J'ai envie de vomir, ma tête brûle. Mes membres m'envoient des messages de supplice que je ne comprends pas. Les bâtiments alentours s'éloignent, rapetissent. Je suis seul contre toute une foule grouillante, et il n'y a plus que du vide autour de nous.
Je ne sais plus si je marche, je ne sens plus mes jambes. Le ciel s'assombrit, je ne vois plus que des ombres, et je fouille cette masse informe de mes bras. Rien n'a de consistance, mes mains butent sur des masses souples qui se dérobent rapidement. Je hurle, mais je n'entends rien.
Plus rien ne bouge, les ombres se soudent, forment un mur que je ne pourrai franchir. Je ne vois rien. Je ne sens rien. Ma tête flotte seule dans l'espace froid et noir, je n'ai aucun poids. Suis-je endormi? Je ne ressens plus; béatitude.
Des lances transpercent mon corps, mes jambes de nouveau sensibles, et je sens le macadam dur et cuit par la chaleur contre ma peau.
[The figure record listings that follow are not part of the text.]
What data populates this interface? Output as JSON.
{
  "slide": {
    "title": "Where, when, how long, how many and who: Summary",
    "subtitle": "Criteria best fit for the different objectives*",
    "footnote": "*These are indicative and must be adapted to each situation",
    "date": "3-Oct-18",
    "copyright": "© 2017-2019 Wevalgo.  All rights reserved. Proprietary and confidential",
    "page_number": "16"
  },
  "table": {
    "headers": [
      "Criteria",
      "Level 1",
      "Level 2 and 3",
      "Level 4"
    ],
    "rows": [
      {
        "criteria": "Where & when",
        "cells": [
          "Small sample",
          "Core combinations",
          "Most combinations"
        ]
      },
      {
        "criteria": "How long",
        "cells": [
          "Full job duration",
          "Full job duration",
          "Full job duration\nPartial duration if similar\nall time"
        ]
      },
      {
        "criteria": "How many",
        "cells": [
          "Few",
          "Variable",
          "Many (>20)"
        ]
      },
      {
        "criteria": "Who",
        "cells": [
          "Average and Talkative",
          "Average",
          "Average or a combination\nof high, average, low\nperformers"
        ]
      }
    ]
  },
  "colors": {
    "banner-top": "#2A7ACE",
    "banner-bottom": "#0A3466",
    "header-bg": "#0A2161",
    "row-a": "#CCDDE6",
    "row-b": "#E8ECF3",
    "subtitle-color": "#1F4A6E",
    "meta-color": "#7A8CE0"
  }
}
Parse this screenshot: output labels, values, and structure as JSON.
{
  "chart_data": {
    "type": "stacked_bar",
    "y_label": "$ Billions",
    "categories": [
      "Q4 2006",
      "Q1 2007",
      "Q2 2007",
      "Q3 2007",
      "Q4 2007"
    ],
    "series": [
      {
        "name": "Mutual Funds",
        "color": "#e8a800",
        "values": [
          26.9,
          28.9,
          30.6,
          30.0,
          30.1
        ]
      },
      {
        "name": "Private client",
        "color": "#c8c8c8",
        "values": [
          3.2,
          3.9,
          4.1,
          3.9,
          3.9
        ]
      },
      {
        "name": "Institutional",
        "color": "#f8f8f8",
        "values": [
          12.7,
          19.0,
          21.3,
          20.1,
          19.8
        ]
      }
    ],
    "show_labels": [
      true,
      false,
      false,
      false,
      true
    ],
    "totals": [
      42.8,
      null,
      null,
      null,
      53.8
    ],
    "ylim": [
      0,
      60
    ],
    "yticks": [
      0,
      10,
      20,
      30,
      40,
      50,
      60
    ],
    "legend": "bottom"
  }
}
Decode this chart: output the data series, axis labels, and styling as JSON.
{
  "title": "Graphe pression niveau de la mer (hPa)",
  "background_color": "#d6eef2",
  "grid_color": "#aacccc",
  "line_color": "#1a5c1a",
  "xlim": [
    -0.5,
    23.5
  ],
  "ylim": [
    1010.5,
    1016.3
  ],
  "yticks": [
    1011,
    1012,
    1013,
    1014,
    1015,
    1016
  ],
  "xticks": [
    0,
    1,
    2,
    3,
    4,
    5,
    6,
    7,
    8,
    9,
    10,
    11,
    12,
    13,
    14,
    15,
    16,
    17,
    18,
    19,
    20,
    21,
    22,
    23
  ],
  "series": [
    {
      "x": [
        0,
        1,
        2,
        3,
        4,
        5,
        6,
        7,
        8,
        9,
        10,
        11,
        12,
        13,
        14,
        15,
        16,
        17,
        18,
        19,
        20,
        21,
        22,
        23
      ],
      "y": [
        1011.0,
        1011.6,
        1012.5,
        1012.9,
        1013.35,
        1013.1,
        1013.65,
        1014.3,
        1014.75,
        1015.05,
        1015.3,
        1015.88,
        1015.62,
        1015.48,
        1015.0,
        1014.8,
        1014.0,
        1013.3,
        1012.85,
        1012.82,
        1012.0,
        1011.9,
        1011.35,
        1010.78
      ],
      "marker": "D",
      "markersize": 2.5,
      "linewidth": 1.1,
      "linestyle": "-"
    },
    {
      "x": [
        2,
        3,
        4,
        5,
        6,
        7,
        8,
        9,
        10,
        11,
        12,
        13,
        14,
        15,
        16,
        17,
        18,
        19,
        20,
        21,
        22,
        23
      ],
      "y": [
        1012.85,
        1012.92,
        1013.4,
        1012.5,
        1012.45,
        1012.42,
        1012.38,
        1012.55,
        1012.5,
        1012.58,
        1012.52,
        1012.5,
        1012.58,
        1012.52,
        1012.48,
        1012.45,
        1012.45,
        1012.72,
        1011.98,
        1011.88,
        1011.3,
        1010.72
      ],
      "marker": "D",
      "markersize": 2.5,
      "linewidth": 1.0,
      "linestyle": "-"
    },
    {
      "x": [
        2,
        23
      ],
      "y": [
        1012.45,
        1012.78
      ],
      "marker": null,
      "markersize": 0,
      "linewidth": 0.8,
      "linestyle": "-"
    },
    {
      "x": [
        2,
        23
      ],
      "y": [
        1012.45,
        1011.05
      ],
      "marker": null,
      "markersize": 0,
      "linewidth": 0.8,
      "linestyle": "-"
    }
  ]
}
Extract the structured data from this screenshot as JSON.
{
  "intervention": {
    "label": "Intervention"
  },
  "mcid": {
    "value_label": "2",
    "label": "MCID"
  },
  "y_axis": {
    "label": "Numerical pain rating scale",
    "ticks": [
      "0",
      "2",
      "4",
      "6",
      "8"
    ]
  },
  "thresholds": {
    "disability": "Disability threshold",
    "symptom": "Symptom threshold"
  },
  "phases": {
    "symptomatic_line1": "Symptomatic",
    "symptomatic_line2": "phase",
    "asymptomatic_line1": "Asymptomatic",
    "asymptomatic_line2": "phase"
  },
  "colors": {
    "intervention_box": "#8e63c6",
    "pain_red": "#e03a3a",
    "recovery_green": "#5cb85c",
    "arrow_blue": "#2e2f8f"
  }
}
Douleur.

J'existe à nouveau; je vois. Où suis-je?
Des visages flous, partout autour de moi. Je suis à terre, je n'entends toujours rien. Ils semblent tous me fixer, mais je ne parviens pas à distinguer leurs yeux. Certains bougent, d'autres restent figés au dessus de moi. Je me sens flotter au ras du sol, retenu par la voûte des corps penchés. Je panique; que me veulent ils? Je tente de me débattre, de sortir du carcan de la foule cimentée autour de moi, mais mes membres endoloris ne parviennent qu'à ébaucher de faibles gestes.
Des silhouettes blanches, lumineuses, se détachent alors de la geôle qui est mienne, et me plaquent au sol avec force. Ils s'affairent. Suis je mort, enfin? Je suppose, à la douleur des lames froides que l'on m'enfonce dans les bras, que non. Le ciel s'éclaircit, et nous sommes seuls, les anges et moi.
Je parviens à relever la tête. En vain.
Les anges m'envoient, miséricordieux, des rêves de pluies, de solitude dans les bras. Béatitude.